Now at first that might not make sense – we often think feelings and emotions are the same. But they aren’t. In doing some research, I learned that emotions are physical states while feelings are mental associations and reactions to emotions. Basically, your brain looks at an emotion that arises in your body, assigns meaning to it, and that results in a feeling. Feelings may be the effect, but emotions are the deeper-rooted cause.
When we don’t want to feel a certain way, we tend to repress the emotion that causes the unwelcomed feeling. Push it down, bury it, pretend it isn’t there. I did that for years. Not wanting to feel the pain of heartache, I suppressed the emotion of sadness altogether.
And that’s where it gets tricky… because feelings are subjective. They’re our brain’s interpretation and therefore influenced by experiences, memories and beliefs. Ultimately, on some level, we choose them. And oftentimes, we choose wrong. In all my years of suppressing my sadness, I felt like I was being strong. I felt like I was moving on. I felt like I was okay. But I wasn’t.
Because years of denying pain can lead to apathy, until we no longer know what we’re missing. I haven’t felt real emotions in a long time. Surface level feelings, sure. But deep-rooted, feel-it-in-your-body emotions? It’s been a minute. Because when we numb ourselves to one emotion, it bleeds into others.
My experiences with love taught my brain to associate it with the same unpleasant feelings as sadness, to tie love to feelings of rejection, feelings of loss, feelings of heartache. So at some point I began to deny the emotion of love as well.
We don’t get to be selective when it comes to our emotions – it’s an all or nothing game. And I was on the “nothing” side for quite some time without even realizing it.
But here’s the thing – the “all” is always there.
We may deny the uncomfortable emotions that arise in our life. We can push them back down and refuse the experience. But that doesn’t mean they go away. They stay buried inside us, patiently waiting their turn to surface. And in the meantime, they find every opportunity to remind us they’re there. They raise their hands and we’re anxious, stand up and we’re insecure, jump around and we’re depressed. And when we open the gate to let the pleasant ones free (love, happiness, joy), the unwanted ones can sneak out as well.

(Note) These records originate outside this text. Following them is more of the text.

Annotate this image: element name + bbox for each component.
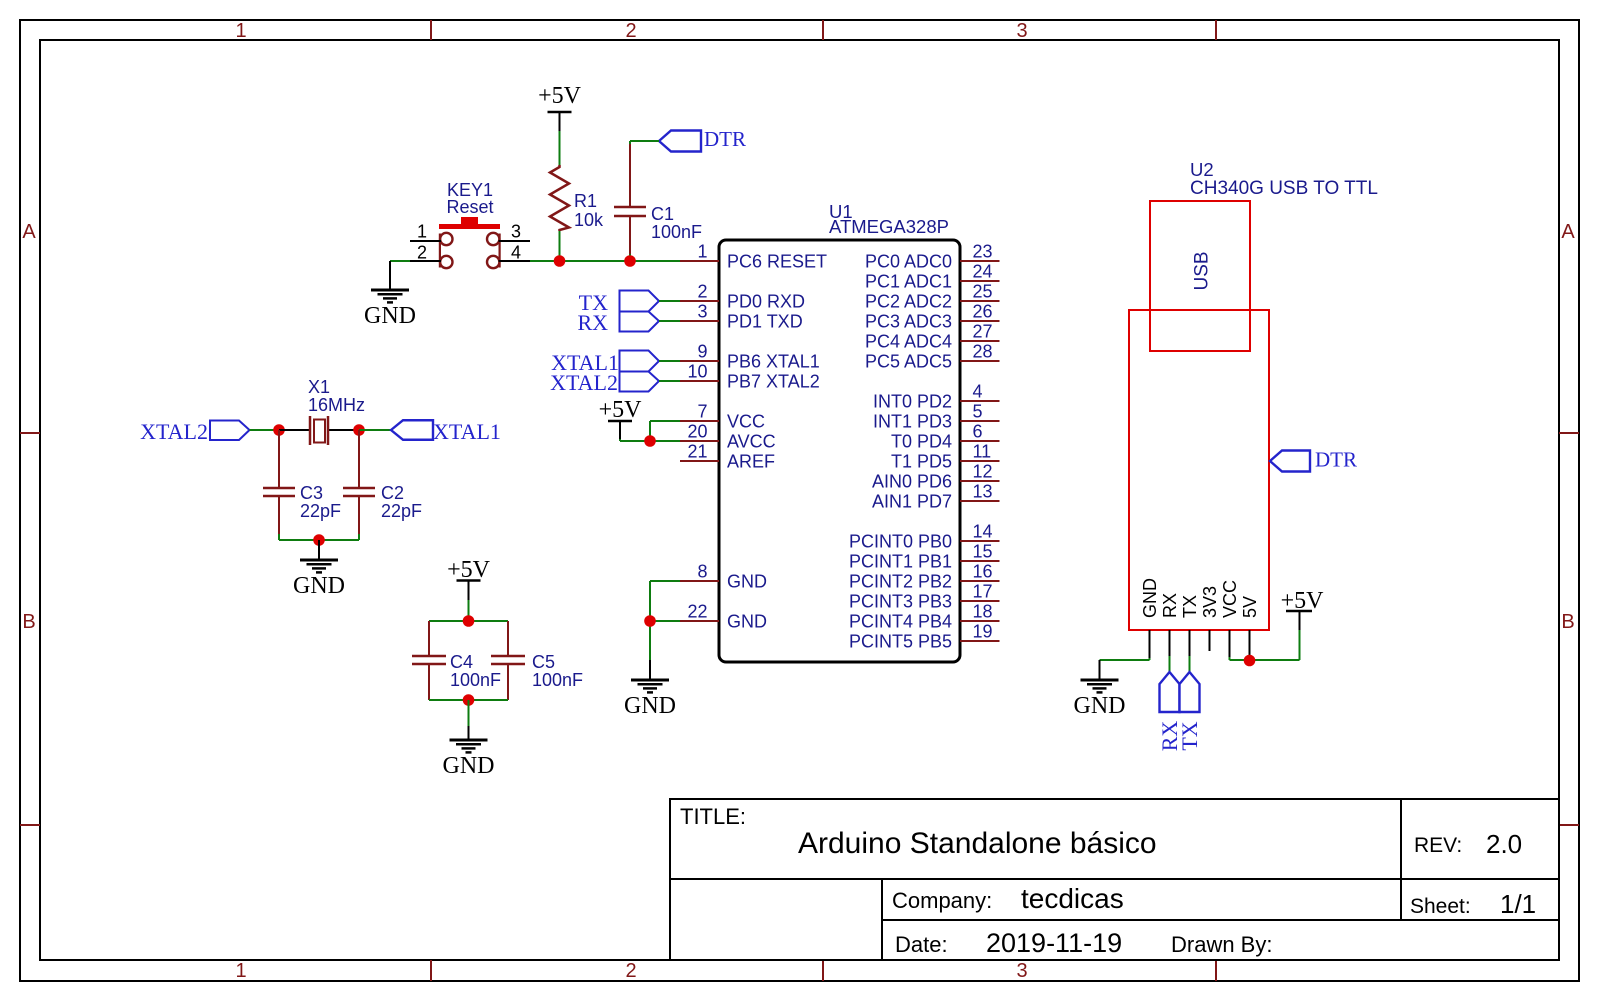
svg-text:PB6 XTAL1: PB6 XTAL1 <box>727 352 820 372</box>
svg-text:C4: C4 <box>450 652 473 672</box>
svg-text:PD0 RXD: PD0 RXD <box>727 292 805 312</box>
svg-text:9: 9 <box>697 342 707 362</box>
svg-text:3: 3 <box>1016 20 1027 42</box>
svg-text:5V: 5V <box>1240 596 1260 618</box>
svg-text:1: 1 <box>235 960 246 982</box>
svg-text:B: B <box>1561 611 1574 633</box>
svg-text:TX: TX <box>1177 721 1202 750</box>
svg-text:5: 5 <box>973 402 983 422</box>
svg-text:AREF: AREF <box>727 452 775 472</box>
svg-text:24: 24 <box>973 262 993 282</box>
svg-text:2: 2 <box>625 20 636 42</box>
svg-text:CH340G USB TO TTL: CH340G USB TO TTL <box>1190 178 1378 199</box>
svg-text:25: 25 <box>973 282 993 302</box>
svg-text:PCINT4 PB4: PCINT4 PB4 <box>849 612 952 632</box>
svg-text:23: 23 <box>973 242 993 262</box>
svg-text:3: 3 <box>511 222 521 242</box>
svg-text:PCINT5 PB5: PCINT5 PB5 <box>849 632 952 652</box>
svg-text:26: 26 <box>973 302 993 322</box>
svg-text:C2: C2 <box>381 483 404 503</box>
svg-text:A: A <box>1561 221 1575 243</box>
svg-text:INT1 PD3: INT1 PD3 <box>873 412 952 432</box>
svg-text:Arduino Standalone básico: Arduino Standalone básico <box>798 827 1157 860</box>
svg-text:+5V: +5V <box>538 83 582 109</box>
svg-text:21: 21 <box>687 442 707 462</box>
svg-text:A: A <box>22 221 36 243</box>
svg-text:TX: TX <box>1180 595 1200 618</box>
svg-text:Drawn By:: Drawn By: <box>1171 932 1272 957</box>
svg-text:27: 27 <box>973 322 993 342</box>
svg-text:4: 4 <box>511 243 521 263</box>
svg-text:PC5 ADC5: PC5 ADC5 <box>865 352 952 372</box>
svg-text:Company:: Company: <box>892 888 992 913</box>
svg-text:GND: GND <box>727 572 767 592</box>
svg-text:20: 20 <box>687 422 707 442</box>
svg-text:PC2 ADC2: PC2 ADC2 <box>865 292 952 312</box>
svg-text:22pF: 22pF <box>300 501 341 521</box>
svg-text:3V3: 3V3 <box>1200 586 1220 618</box>
svg-text:GND: GND <box>443 753 495 779</box>
svg-text:15: 15 <box>973 542 993 562</box>
svg-text:PCINT2 PB2: PCINT2 PB2 <box>849 572 952 592</box>
svg-text:3: 3 <box>1016 960 1027 982</box>
svg-text:C5: C5 <box>532 652 555 672</box>
svg-text:AIN1 PD7: AIN1 PD7 <box>872 492 952 512</box>
svg-text:12: 12 <box>973 462 993 482</box>
svg-text:GND: GND <box>364 303 416 329</box>
svg-text:13: 13 <box>973 482 993 502</box>
svg-text:XTAL2: XTAL2 <box>140 419 208 444</box>
svg-text:T0 PD4: T0 PD4 <box>891 432 952 452</box>
svg-text:RX: RX <box>1160 593 1180 618</box>
svg-text:2: 2 <box>697 282 707 302</box>
svg-text:6: 6 <box>973 422 983 442</box>
svg-text:2: 2 <box>625 960 636 982</box>
svg-text:RX: RX <box>577 310 608 335</box>
svg-text:R1: R1 <box>574 191 597 211</box>
svg-text:PCINT3 PB3: PCINT3 PB3 <box>849 592 952 612</box>
svg-text:14: 14 <box>973 522 993 542</box>
svg-text:1: 1 <box>235 20 246 42</box>
svg-text:16MHz: 16MHz <box>308 395 365 415</box>
svg-text:AVCC: AVCC <box>727 432 776 452</box>
svg-text:8: 8 <box>697 562 707 582</box>
svg-text:DTR: DTR <box>1315 448 1357 472</box>
svg-text:16: 16 <box>973 562 993 582</box>
svg-text:C3: C3 <box>300 483 323 503</box>
svg-text:PCINT1 PB1: PCINT1 PB1 <box>849 552 952 572</box>
svg-text:U2: U2 <box>1190 159 1214 180</box>
svg-text:19: 19 <box>973 622 993 642</box>
svg-text:Sheet:: Sheet: <box>1410 895 1471 918</box>
svg-text:PCINT0 PB0: PCINT0 PB0 <box>849 532 952 552</box>
svg-text:X1: X1 <box>308 377 330 397</box>
svg-text:+5V: +5V <box>599 397 643 423</box>
svg-text:1/1: 1/1 <box>1500 889 1536 919</box>
svg-text:XTAL2: XTAL2 <box>550 370 618 395</box>
svg-text:C1: C1 <box>651 204 674 224</box>
svg-text:2: 2 <box>417 243 427 263</box>
svg-text:TITLE:: TITLE: <box>680 804 746 829</box>
svg-text:PD1 TXD: PD1 TXD <box>727 312 803 332</box>
svg-text:PB7 XTAL2: PB7 XTAL2 <box>727 372 820 392</box>
svg-text:Reset: Reset <box>446 197 493 217</box>
svg-text:1: 1 <box>697 242 707 262</box>
svg-text:GND: GND <box>1074 693 1126 719</box>
svg-text:18: 18 <box>973 602 993 622</box>
svg-text:XTAL1: XTAL1 <box>433 419 501 444</box>
svg-text:100nF: 100nF <box>532 670 583 690</box>
svg-text:7: 7 <box>697 402 707 422</box>
svg-text:PC6 RESET: PC6 RESET <box>727 252 827 272</box>
svg-text:28: 28 <box>973 342 993 362</box>
svg-text:GND: GND <box>293 573 345 599</box>
svg-text:Date:: Date: <box>895 932 948 957</box>
svg-text:tecdicas: tecdicas <box>1021 883 1124 914</box>
svg-text:PC0 ADC0: PC0 ADC0 <box>865 252 952 272</box>
svg-text:17: 17 <box>973 582 993 602</box>
svg-text:DTR: DTR <box>704 127 746 151</box>
svg-text:ATMEGA328P: ATMEGA328P <box>829 216 949 237</box>
svg-text:T1 PD5: T1 PD5 <box>891 452 952 472</box>
svg-text:2.0: 2.0 <box>1486 829 1522 859</box>
svg-text:10: 10 <box>687 362 707 382</box>
svg-text:11: 11 <box>973 442 992 462</box>
svg-text:100nF: 100nF <box>450 670 501 690</box>
svg-text:PC3 ADC3: PC3 ADC3 <box>865 312 952 332</box>
svg-text:22pF: 22pF <box>381 501 422 521</box>
svg-text:3: 3 <box>697 302 707 322</box>
svg-text:+5V: +5V <box>447 557 491 583</box>
svg-text:10k: 10k <box>574 210 604 230</box>
svg-text:REV:: REV: <box>1414 834 1462 857</box>
svg-text:2019-11-19: 2019-11-19 <box>986 928 1122 958</box>
svg-text:1: 1 <box>417 222 427 242</box>
svg-text:PC4 ADC4: PC4 ADC4 <box>865 332 952 352</box>
svg-text:VCC: VCC <box>727 412 765 432</box>
svg-text:GND: GND <box>624 693 676 719</box>
svg-text:100nF: 100nF <box>651 222 702 242</box>
svg-text:GND: GND <box>727 612 767 632</box>
svg-text:4: 4 <box>973 382 983 402</box>
svg-text:B: B <box>22 611 35 633</box>
svg-text:GND: GND <box>1140 578 1160 618</box>
svg-text:VCC: VCC <box>1220 580 1240 618</box>
svg-text:22: 22 <box>687 602 707 622</box>
svg-text:AIN0 PD6: AIN0 PD6 <box>872 472 952 492</box>
svg-text:INT0 PD2: INT0 PD2 <box>873 392 952 412</box>
svg-text:PC1 ADC1: PC1 ADC1 <box>865 272 952 292</box>
svg-text:USB: USB <box>1192 251 1213 290</box>
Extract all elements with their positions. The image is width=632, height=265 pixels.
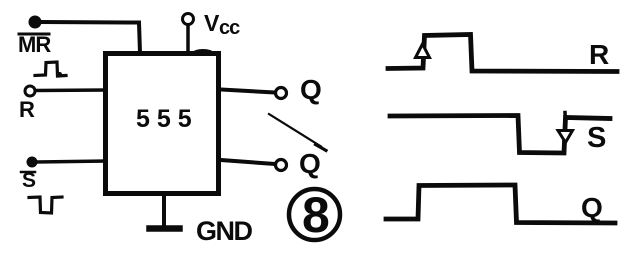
trigger arrow on S rising edge xyxy=(558,131,573,143)
svg-text:8: 8 xyxy=(302,187,330,243)
wire Q output xyxy=(221,90,275,93)
wire MR to IC top xyxy=(41,22,140,53)
label MR (with overbar) xyxy=(18,32,51,57)
overbar slash of Q-bar label xyxy=(269,114,321,147)
Q output terminal xyxy=(276,88,287,99)
Q-bar output terminal xyxy=(276,160,287,171)
S input terminal dot xyxy=(27,157,38,168)
svg-text:S: S xyxy=(587,122,606,154)
wire Q-bar output xyxy=(221,160,275,164)
R input terminal xyxy=(25,86,35,96)
wire R to IC xyxy=(36,88,106,92)
wire Vcc to IC top xyxy=(186,25,190,53)
positive pulse symbol at R input xyxy=(35,62,66,76)
svg-text:MR: MR xyxy=(18,32,51,57)
svg-text:R: R xyxy=(589,39,609,70)
node MR (input terminal dot) xyxy=(29,16,42,29)
svg-text:Q: Q xyxy=(581,192,603,223)
svg-text:Q: Q xyxy=(300,74,322,105)
trigger arrow on R rising edge xyxy=(416,44,430,58)
wire S to IC xyxy=(37,161,106,162)
figure number 8 (circled) xyxy=(289,187,340,243)
waveform trace R xyxy=(388,35,617,72)
ground xyxy=(150,196,180,229)
waveform trace Q xyxy=(386,185,615,223)
Vcc terminal xyxy=(183,14,194,25)
svg-text:Q: Q xyxy=(299,148,321,179)
IC U1 555 body xyxy=(106,54,219,194)
svg-text:S: S xyxy=(22,169,36,192)
overshoot tick on S rising edge xyxy=(563,113,567,121)
svg-text:cc: cc xyxy=(219,17,240,39)
svg-text:V: V xyxy=(204,10,220,36)
waveform trace S xyxy=(390,116,610,154)
svg-text:GND: GND xyxy=(196,216,253,246)
svg-text:R: R xyxy=(19,97,35,122)
ink blob on pulse symbol tail xyxy=(57,72,62,77)
label Vcc xyxy=(204,10,240,39)
negative pulse symbol at S input xyxy=(29,197,62,213)
solder blob on IC top edge xyxy=(193,49,213,56)
svg-text:555: 555 xyxy=(136,105,199,133)
label S-bar (with overbar) xyxy=(21,169,36,192)
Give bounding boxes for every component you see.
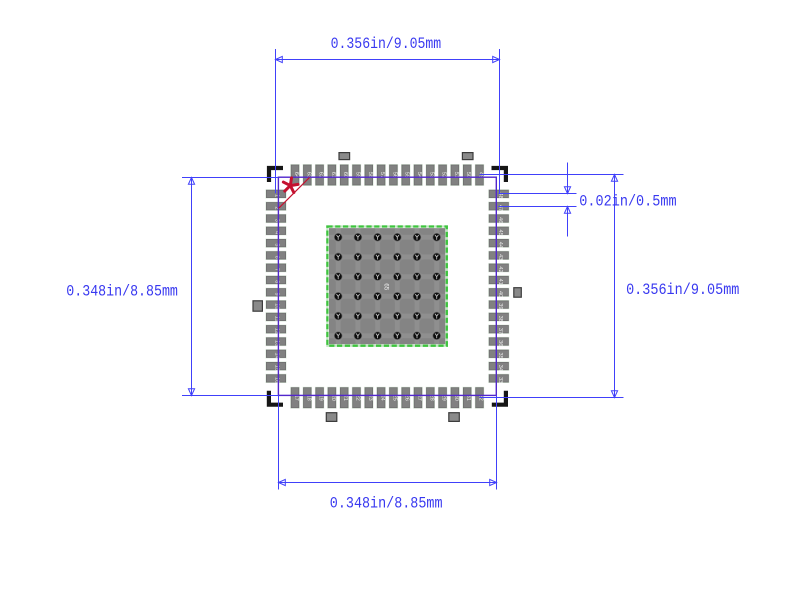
pad 52 (438, 165, 447, 186)
pad 6 (266, 251, 286, 259)
svg-text:40: 40 (497, 291, 503, 297)
pad 37 (489, 325, 509, 334)
pad 2 (266, 202, 286, 210)
pin-1 asterisk marker (283, 178, 298, 193)
thermal via 7 (334, 253, 342, 261)
pad 61 (328, 165, 337, 186)
svg-text:34: 34 (497, 365, 503, 371)
pad 41 (489, 276, 509, 285)
pad 42 (489, 264, 509, 273)
svg-text:45: 45 (497, 229, 503, 235)
pad 7 (266, 264, 286, 272)
assembly corner mark top-left (269, 168, 283, 182)
svg-text:0.348in/8.85mm: 0.348in/8.85mm (66, 282, 178, 300)
thermal via 19 (334, 292, 342, 300)
svg-text:46: 46 (497, 217, 503, 223)
thermal via 4 (393, 233, 401, 241)
thermal via 31 (334, 332, 342, 340)
thermal via 27 (374, 312, 382, 320)
svg-text:39: 39 (497, 303, 503, 309)
pad 29 (438, 387, 447, 408)
assembly corner mark bottom-right (492, 391, 506, 405)
pad 24 (377, 387, 386, 408)
dimension pitch 0.02in/0.5mm (499, 163, 677, 237)
pad 46 (489, 214, 509, 223)
pad 4 (266, 227, 286, 235)
pad 36 (489, 337, 509, 346)
fiducial mark left (253, 301, 262, 311)
pad 17 (291, 387, 300, 408)
fiducial mark bottom-left (326, 413, 337, 422)
pad 49 (475, 165, 484, 186)
thermal via 11 (413, 253, 421, 261)
thermal via 25 (334, 312, 342, 320)
pad 48 (489, 190, 509, 199)
pad 40 (489, 288, 509, 297)
thermal via 35 (413, 332, 421, 340)
pad 47 (489, 202, 509, 211)
thermal via 26 (354, 312, 362, 320)
assembly corner mark top-right (492, 168, 506, 182)
package body outline (278, 177, 496, 395)
thermal via 29 (413, 312, 421, 320)
thermal via 20 (354, 292, 362, 300)
thermal via 24 (433, 292, 441, 300)
thermal via 5 (413, 233, 421, 241)
pad 60 (340, 165, 349, 186)
svg-text:0.348in/8.85mm: 0.348in/8.85mm (330, 494, 443, 512)
svg-text:38: 38 (497, 316, 503, 322)
pad 13 (266, 337, 286, 346)
fiducial mark right (514, 288, 522, 298)
thermal via 15 (374, 273, 382, 281)
pad 11 (266, 313, 286, 322)
svg-text:0.02in/0.5mm: 0.02in/0.5mm (579, 192, 676, 210)
pad 43 (489, 251, 509, 260)
pad 32 (475, 387, 484, 408)
fiducial mark bottom-right (449, 413, 460, 422)
svg-text:44: 44 (497, 242, 503, 248)
thermal via 34 (393, 332, 401, 340)
thermal via 36 (433, 332, 441, 340)
pad 58 (365, 165, 374, 186)
thermal via 14 (354, 273, 362, 281)
thermal via 9 (374, 253, 382, 261)
pad 28 (426, 387, 435, 408)
pad 38 (489, 313, 509, 322)
pad 1 (266, 190, 286, 198)
pad 19 (315, 387, 324, 408)
pad 59 (352, 165, 361, 186)
pad 50 (463, 165, 472, 186)
pad 23 (365, 387, 374, 408)
svg-text:37: 37 (497, 328, 503, 334)
svg-text:65: 65 (383, 283, 390, 291)
thermal via 18 (433, 273, 441, 281)
svg-text:42: 42 (497, 266, 503, 272)
thermal via 28 (393, 312, 401, 320)
pad 22 (352, 387, 361, 408)
pad 39 (489, 300, 509, 309)
pad 62 (315, 165, 324, 186)
thermal via 3 (374, 233, 382, 241)
pad 10 (266, 300, 286, 309)
pad 8 (266, 276, 286, 284)
pad 26 (401, 387, 410, 408)
pad 57 (377, 165, 386, 186)
thermal via 22 (393, 292, 401, 300)
fiducial mark top-left (339, 153, 350, 160)
svg-text:0.356in/9.05mm: 0.356in/9.05mm (626, 281, 739, 299)
pad 25 (389, 387, 398, 408)
thermal pad 65 (exposed pad with paste grid) (321, 220, 454, 353)
svg-text:0.356in/9.05mm: 0.356in/9.05mm (331, 35, 442, 53)
pad 64 (291, 165, 300, 186)
dimension right 0.356in/9.05mm (480, 175, 740, 398)
pad 53 (426, 165, 435, 186)
thermal via 17 (413, 273, 421, 281)
svg-text:36: 36 (497, 340, 503, 346)
thermal via 23 (413, 292, 421, 300)
thermal via 1 (334, 233, 342, 241)
thermal via 10 (393, 253, 401, 261)
pad 21 (340, 387, 349, 408)
svg-text:35: 35 (497, 352, 503, 358)
thermal via 21 (374, 292, 382, 300)
pad 27 (414, 387, 423, 408)
pad 63 (303, 165, 312, 186)
pad 30 (451, 387, 460, 408)
pad 31 (463, 387, 472, 408)
thermal via 16 (393, 273, 401, 281)
pad 18 (303, 387, 312, 408)
thermal via 2 (354, 233, 362, 241)
pad 3 (266, 214, 286, 222)
pad 51 (451, 165, 460, 186)
pad 54 (414, 165, 423, 186)
pad 35 (489, 350, 509, 359)
pad 34 (489, 362, 509, 371)
svg-text:43: 43 (497, 254, 503, 260)
svg-text:41: 41 (497, 279, 503, 285)
assembly corner mark bottom-left (269, 391, 283, 405)
thermal via 13 (334, 273, 342, 281)
svg-text:33: 33 (497, 377, 503, 383)
pad 5 (266, 239, 286, 247)
svg-text:47: 47 (497, 205, 503, 211)
pad 12 (266, 325, 286, 334)
thermal via 12 (433, 253, 441, 261)
pad 14 (266, 350, 286, 359)
pin-1 indicator line (279, 177, 310, 208)
fiducial mark top-right (462, 153, 473, 160)
dimension top 0.356in/9.05mm (276, 35, 500, 194)
pad 44 (489, 239, 509, 248)
thermal via 32 (354, 332, 362, 340)
thermal via 8 (354, 253, 362, 261)
pad 45 (489, 227, 509, 236)
pad 33 (489, 374, 509, 383)
thermal via 30 (433, 312, 441, 320)
dimension bottom 0.348in/8.85mm (279, 396, 497, 513)
thermal via 33 (374, 332, 382, 340)
dimension left 0.348in/8.85mm (66, 178, 278, 396)
pad 20 (328, 387, 337, 408)
pad 16 (266, 374, 286, 383)
pad 15 (266, 362, 286, 371)
thermal via 6 (433, 233, 441, 241)
pad 9 (266, 288, 286, 296)
pad 56 (389, 165, 398, 186)
pad 55 (401, 165, 410, 186)
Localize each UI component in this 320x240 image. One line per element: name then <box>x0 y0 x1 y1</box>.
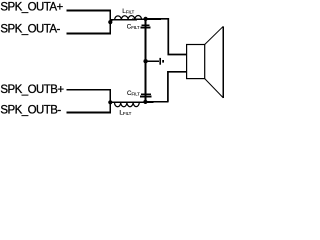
wire: OUTA tie bar <box>109 10 111 35</box>
node: OUTB junction <box>108 100 112 104</box>
capacitor C_FILT (channel A) lead <box>145 19 147 61</box>
speaker body <box>187 45 205 79</box>
svg-text:CFILT: CFILT <box>127 90 140 97</box>
inductor L_FILT (channel A) <box>115 16 142 20</box>
terminal bar <box>159 58 161 65</box>
svg-text:SPK_OUTA+: SPK_OUTA+ <box>0 2 63 14</box>
speaker cone diagonal bottom <box>205 79 224 98</box>
wire: midpoint stub <box>146 60 160 62</box>
inductor L_FILT (channel B) <box>115 102 140 107</box>
node: cap A junction <box>144 17 148 21</box>
wire: OUTB node to filter <box>110 101 168 104</box>
wire: channel A to speaker <box>146 19 187 55</box>
svg-text:SPK_OUTB+: SPK_OUTB+ <box>0 84 64 96</box>
capacitor C_FILT (channel B) plates <box>141 93 151 95</box>
wire SPK_OUTA+ <box>66 10 111 12</box>
wire: OUTA node to filter <box>110 19 168 20</box>
node: filter midpoint <box>143 59 147 63</box>
speaker cone mouth <box>222 26 224 98</box>
svg-text:LFILT: LFILT <box>119 109 131 116</box>
wire: channel B to speaker <box>168 72 187 102</box>
wire: OUTB tie bar <box>109 89 111 114</box>
node: OUTA junction <box>108 20 112 24</box>
wire SPK_OUTB- <box>66 112 111 114</box>
capacitor C_FILT (channel A) plates <box>142 24 150 26</box>
svg-text:CFILT: CFILT <box>127 23 140 30</box>
node: cap B junction <box>143 100 147 104</box>
svg-text:SPK_OUTB-: SPK_OUTB- <box>0 104 61 116</box>
speaker cone diagonal top <box>205 26 224 44</box>
wire: cap rail midpoint to cap B <box>145 61 147 102</box>
svg-text:SPK_OUTA-: SPK_OUTA- <box>0 24 60 36</box>
wire SPK_OUTA- <box>66 32 111 34</box>
svg-text:LFILT: LFILT <box>122 8 134 15</box>
wire SPK_OUTB+ <box>66 89 111 91</box>
terminal dot <box>162 60 164 63</box>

That’s what happened to me. One minute I felt a wave of extreme love… a pure feeling of joy I’d barely had glimpses of over the years. It was a fleeting feeling but I was still grateful it stopped by. Then later that day another emotion arrived – sadness. The dull, persistent, unmistakable, pain of heartache I avoided for so long had returned. But this one didn’t stop by for a short visit like its counterpart did. Oh no – this one stuck around the rest of the night and into the next day, gnawing at my heart and begging my brain to spiral out of control into the land of insecure thoughts, needy behavior, and attention-seeking decisions.
I resisted the urge to let the emotion take over, but I was frustrated with its persistence. I could barely hold onto the wave of love – the one I wanted – and then I couldn’t get rid of the one I didn’t want. What’s wrong with me?
And that’s when the bigger lesson hit me. The experience wasn’t just practice in self-awareness of my thoughts and feelings… it was practice in self-acceptance.
Because accepting ourselves means accepting our whole selves… and all the feels along the way. We can’t deny them because they came for a reason. No matter how unpleasant, they exist to teach us – show us where our triggers are or where we haven’t dealt with something. We can only learn the lesson if we let them in and listen patiently, knowing it may take a while.
That’s what we often fail to do. We don’t acknowledge the unfriendly emotions. We don’t sit with them without judgment until they are ready to leave. Instead we immediately reject them, barely let them in the door before shoving them away.
But we have to understand they are part of us. All the emotions and all the feels are part of the human experience. So we should let them all in. Accept each one. Sit with each one. Appreciate each one, knowing it will not stay forever and we can’t let it stay forever. But understanding it too has something to say, understanding that difficult teachings are where we learn the most, and understanding that when it comes to emotions, unpleasant visitors are better than none at all.